Let me start by saying I was obsessive in my search for a new TV and compared a great many brands and models in various stores and gave several assistants headaches, I'm sure. Well after all, spending a fair old wedge on a TV is a considered decision at the best of times, but even more so in these times of austerity. Who knows when I'll be able to upgrade again.
The Samsung UE40D6100 stood out from all the TV's we saw in its class and price bracket. For a while we were looking at an equivalent Sony model, and as a 2D performer it was fine. However, it fell flat on its backside when it came to 3D, with noticeable crosstalk and ghosting artefacts that were quite off-putting. You don't need to be an expert market analyst to notice that Sony has been haemorrhaging money from its Playstation arm of the business for a while now, and to me it is clearly cutting costs elsewhere to patch up the leak. All my previous TV's for many years have been Sony, and this is the first time I've had to jump ship. No such issues with the 3D performance of the Samsung, at least no more than is to be expected from Active 3D technology as a whole, but I have yet to see any annoyingly obvious crosstalk or ghosting on this set when the 3D source itself is decent. One or two of the videos on the Samsung Explore 3D app were no great shakes, but that was the source material and not the set. On my Alice in Wonderland 3D Blu-ray, when 3D is allowed to get down and show you its funky stuff, the set performed more than admirably. Of course the set's 200hz refresh rate helps in this department. We also found the 2D performance to be better than the Sony (and other brands) in this price bracket. I should add there seems to be some ongoing debate in the AV community about whether or not the Samsung series 6 is offering full HD when in 3D mode, with some claiming the resolution is lowered in 3D mode, and these people have been having a tit-for-tat with Samsung over the issue, but all I can say is it looks good and does not ghost and crosstalk like many other sets we saw, including the Sony in the same price bracket. Just do yourself a favour and go in store and let your eyes be the judge. It is a big purchase, so be your own judge. My words are just a guide.

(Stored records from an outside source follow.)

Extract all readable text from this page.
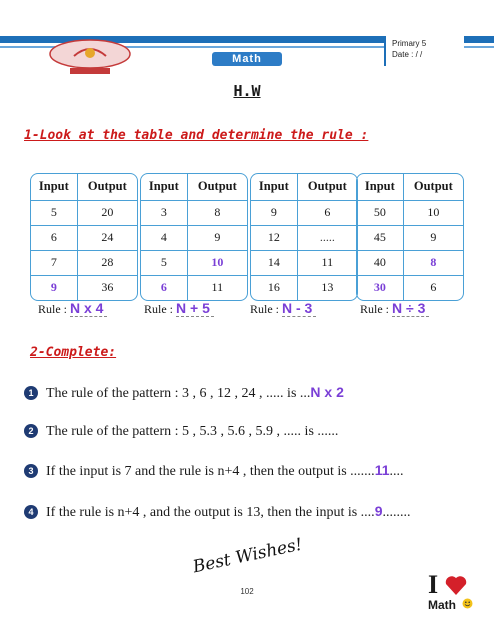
Primary 5
Date : / /
Math
H.W
1-Look at the table and determine the rule :
Input	Output
5	20
6	24
7	28
9	36
Input	Output
3	8
4	9
5	10
6	11
Input	Output
9	6
12	.....
14	11
16	13
Input	Output
50	10
45	9
40	8
30	6
Rule : N x 4	Rule : N + 5	Rule : N - 3	Rule : N ÷ 3
2-Complete:
1 The rule of the pattern : 3 , 6 , 12 , 24 , ..... is ...N x 2
2 The rule of the pattern : 5 , 5.3 , 5.6 , 5.9 , ..... is ......
3 If the input is 7 and the rule is n+4 , then the output is .......11....
4 If the rule is n+4 , and the output is 13, then the input is ....9........
Best Wishes!
102	I
Math
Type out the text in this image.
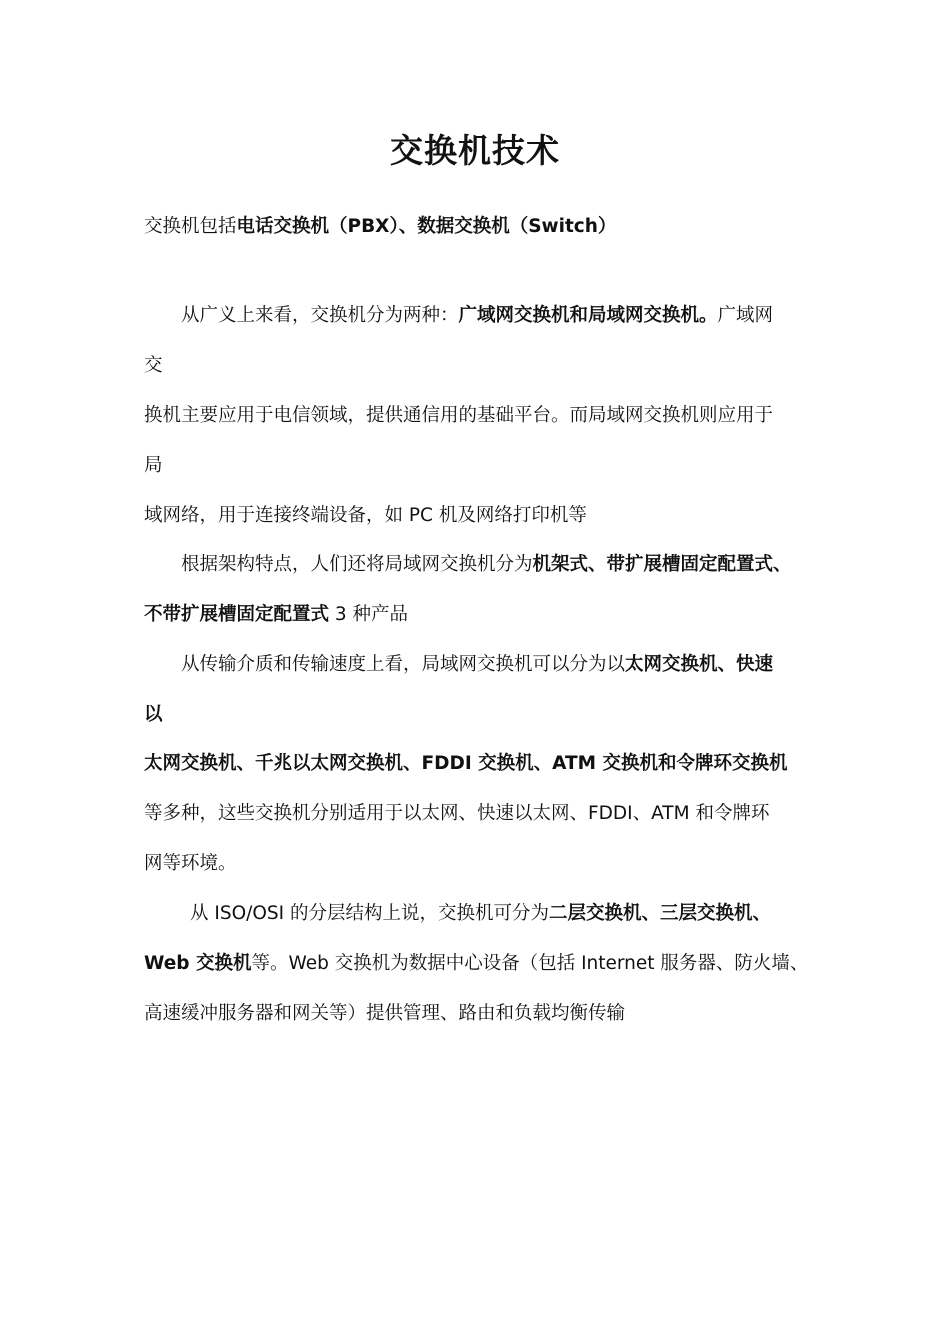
交换机技术
交换机包括电话交换机（PBX）、数据交换机（Switch）
从广义上来看，交换机分为两种：广域网交换机和局域网交换机。广域网
交
换机主要应用于电信领域，提供通信用的基础平台。而局域网交换机则应用于
局
域网络，用于连接终端设备，如 PC 机及网络打印机等
根据架构特点，人们还将局域网交换机分为机架式、带扩展槽固定配置式、
不带扩展槽固定配置式 3 种产品
从传输介质和传输速度上看，局域网交换机可以分为以太网交换机、快速
以
太网交换机、千兆以太网交换机、FDDI 交换机、ATM 交换机和令牌环交换机
等多种，这些交换机分别适用于以太网、快速以太网、FDDI、ATM 和令牌环
网等环境。
从 ISO/OSI 的分层结构上说，交换机可分为二层交换机、三层交换机、
Web 交换机等。Web 交换机为数据中心设备（包括 Internet 服务器、防火墙、
高速缓冲服务器和网关等）提供管理、路由和负载均衡传输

This is a series 6 Samsung, so it is definitely not low end. I'd say it was on the first rung of the ladder on the high end side of Samsung, and the features prove that out. Feature wise, it is very close to the series 7 sets... only series 8 breaks away from it by any significant length. The only major and noticeable difference on series 7 is the in-built Wifi - this set requires a proprietary Samsung Wifi dongle, but if like me you're connecting via Ethernet then that is no great loss. The other feature lacking from series 7 is there is no 2D to 3D converter here, meaning this set will only play native 3D source material and will not convert 2D to 3D. But as there is a qualitative difference between native 3D and converted 2D to 3D, this is not something I was concerned about. Besides, there is plenty of real 3D stuff around...including games, Sky channels and 3D Blu-ray to make the converter a non-issue for me. This set is also a Smart TV, so there's a great many online features and applications, such as the really helpful 'Explore 3D' app, which is a selection of free 3D videos... ranging from 3 minute movie trailers to entire 45 minute documentaries. This gave us a chance to use the glasses we bought while I waited for my first 3D Blu-ray titles to arrive. There is also a host of social networking apps, including Facebook and Twitter, as well as Youtube, Google maps, the obligatory BBC iPlayer... amongst a growing list of other things.

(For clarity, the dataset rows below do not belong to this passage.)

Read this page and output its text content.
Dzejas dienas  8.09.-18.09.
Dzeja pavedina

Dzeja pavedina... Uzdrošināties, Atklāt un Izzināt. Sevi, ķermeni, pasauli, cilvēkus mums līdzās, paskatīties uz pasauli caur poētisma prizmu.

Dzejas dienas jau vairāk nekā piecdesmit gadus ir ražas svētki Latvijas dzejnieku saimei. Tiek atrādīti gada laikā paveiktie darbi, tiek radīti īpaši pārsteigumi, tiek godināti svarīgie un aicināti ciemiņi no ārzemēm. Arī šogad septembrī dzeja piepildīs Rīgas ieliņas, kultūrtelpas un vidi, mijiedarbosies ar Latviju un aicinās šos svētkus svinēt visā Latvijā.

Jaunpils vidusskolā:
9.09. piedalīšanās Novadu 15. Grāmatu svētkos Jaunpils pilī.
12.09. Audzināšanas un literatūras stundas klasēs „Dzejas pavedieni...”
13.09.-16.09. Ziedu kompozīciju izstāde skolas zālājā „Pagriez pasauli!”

The picture is brilliant for an LED. The people that speak the 'What Home Cinema' gobbledygook tech language would no doubt pick holes, but then they'll do that for ALL LCD/LED panels... those guys only entertain plasma technology it seems. The rest of us mere mortals can only go off our eyes, and mine are extremely pleased with what they see here. My last telly was a plain Sony Bravia LCD and I couldn't believe the advances that have been made by implementing LED lighting into LCD technology (there's no such thing as an LED panel by the way, they're plain old LCD panels with LED lights behind them instead of the old style bulb lighting). This has led to vastly superior colours and contrast performance, and while blacks and contrast can never rival a plasma, LED/LCD's of this generation have certainly narrowed the gap. I'm well impressed.
Sound was a lot better than I imagined it would be. Panels are forever getting thinner, and that means smaller and shallower speaker diaphragms, but I was impressed with the sound after I tinkered with the settings. Of course the true cinema buff will want external speakers of some kind.
As regards connections, there are four HDMI ports, two USB ports, one RGB enabled SCART adapter socket (for use with the supplied adapter... as the panels are so thin these days, they have to use an intermediary adapter to accommodate bulky old SCART), one component adapter socket (for use with the included component adapter), one PC/DVI input, a SPDIF digital optical audio output and an Ethernet network socket and a headphone socket. As regards the two USB ports, one of them apparently supports a feature than allows you to record from the TV's tuner on to a USB storage device, in the manner of a PVR. I have yet to try this feature, but it is certainly intriguing and something I will definitely look into.
We've had the set for two weeks now and the only surprises we've had as we have dug further into its rich list of features have been good ones. Therefore I am awarding this TV five shiny and well deserved stars. Thanks for reading.